The world’s largest bee, almost the size of an adult thumb, was last seen in 1981. According to Global Wildlife Conservation, it was discovered by Alfred Wallace in 1858 and he nicknamed it the ‘Flying Bulldog’.
After fears of its extinction for 38 years, it has been rediscovered in the Indonesian Islands of the North Moluccas.
A research team of North American and Australian biologists found a single female Wallace’s Giant Bee (Megachile pluto) living inside a termites’ nest in a tree, more than two metres off the ground.
Clay Bolt, a specialist photographer who captured the first photos of this bee alive, was interviewed in a Guardian article dated 15th Febuary 2019, saying: “It was absolutely breathtaking to see this ‘flying bulldog’ of an insect that we weren’t sure existed any more. To actually see how beautiful and big the species is in life, to hear the sound of its giant wings thrumming as it flew past my head, was just incredible.”
This bee can grow up to four times larger than a honey bee and has jaws like a stag beetle!

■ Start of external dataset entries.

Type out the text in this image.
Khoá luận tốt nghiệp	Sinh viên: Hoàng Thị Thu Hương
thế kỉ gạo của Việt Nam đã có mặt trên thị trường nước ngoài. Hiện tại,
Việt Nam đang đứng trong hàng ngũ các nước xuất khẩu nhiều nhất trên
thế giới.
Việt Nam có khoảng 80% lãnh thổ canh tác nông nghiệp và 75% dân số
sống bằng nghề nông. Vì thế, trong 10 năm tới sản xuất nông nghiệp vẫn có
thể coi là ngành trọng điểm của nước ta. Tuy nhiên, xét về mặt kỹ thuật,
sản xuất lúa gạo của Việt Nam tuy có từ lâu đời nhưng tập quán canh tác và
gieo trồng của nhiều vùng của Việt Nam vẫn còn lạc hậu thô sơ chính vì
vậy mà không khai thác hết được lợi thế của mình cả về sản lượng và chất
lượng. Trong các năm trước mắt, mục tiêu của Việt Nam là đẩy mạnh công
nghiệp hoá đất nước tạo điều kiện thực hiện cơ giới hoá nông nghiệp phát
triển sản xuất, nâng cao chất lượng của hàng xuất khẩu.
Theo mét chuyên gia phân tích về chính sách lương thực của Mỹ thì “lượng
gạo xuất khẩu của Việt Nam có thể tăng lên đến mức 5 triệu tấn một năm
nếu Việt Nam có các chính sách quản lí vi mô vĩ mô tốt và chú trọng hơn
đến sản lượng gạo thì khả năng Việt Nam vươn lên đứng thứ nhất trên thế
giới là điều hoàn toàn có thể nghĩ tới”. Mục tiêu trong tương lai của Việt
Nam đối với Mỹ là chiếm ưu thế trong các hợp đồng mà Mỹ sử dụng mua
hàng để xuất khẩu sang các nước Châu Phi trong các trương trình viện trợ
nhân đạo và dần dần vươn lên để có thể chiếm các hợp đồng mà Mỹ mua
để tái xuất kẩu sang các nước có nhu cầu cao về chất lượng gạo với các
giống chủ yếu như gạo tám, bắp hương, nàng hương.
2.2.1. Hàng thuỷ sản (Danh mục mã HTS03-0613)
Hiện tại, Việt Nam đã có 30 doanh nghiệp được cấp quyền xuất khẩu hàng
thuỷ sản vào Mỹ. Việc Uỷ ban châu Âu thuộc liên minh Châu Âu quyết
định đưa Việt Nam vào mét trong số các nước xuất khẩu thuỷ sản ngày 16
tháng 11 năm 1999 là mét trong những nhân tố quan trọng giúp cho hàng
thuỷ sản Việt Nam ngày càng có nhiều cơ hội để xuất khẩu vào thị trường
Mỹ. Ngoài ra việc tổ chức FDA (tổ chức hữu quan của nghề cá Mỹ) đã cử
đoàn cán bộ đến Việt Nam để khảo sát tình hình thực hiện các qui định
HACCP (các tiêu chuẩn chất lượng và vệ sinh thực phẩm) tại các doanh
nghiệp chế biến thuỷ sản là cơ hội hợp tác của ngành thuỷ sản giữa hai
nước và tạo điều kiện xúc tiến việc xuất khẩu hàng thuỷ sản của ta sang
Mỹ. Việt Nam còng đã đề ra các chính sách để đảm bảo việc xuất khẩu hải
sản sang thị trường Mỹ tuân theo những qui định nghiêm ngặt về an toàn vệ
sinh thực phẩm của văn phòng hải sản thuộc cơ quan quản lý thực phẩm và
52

Unfortunately, due to its elusiveness, not much is known about its life cycle, such as its habit of making nests out of termite mounds.
We may never find out more about this bee due to the threats it faces from human activity; its habitats suffer under deforestation. According to the World Resources Institute in 2019, deforestation has been declining in the last few years in Indonesia, however ‘despite the overall decline in deforestation at the national level, several key provinces in Indonesia with primary forests and peatland continued to show increases in forest loss.’
In addition to its habitat threats, its size and rarity makes the bee popular among collectors. There is no current legal protection for the ‘flying bulldog’ but, hopefully, this can be changed.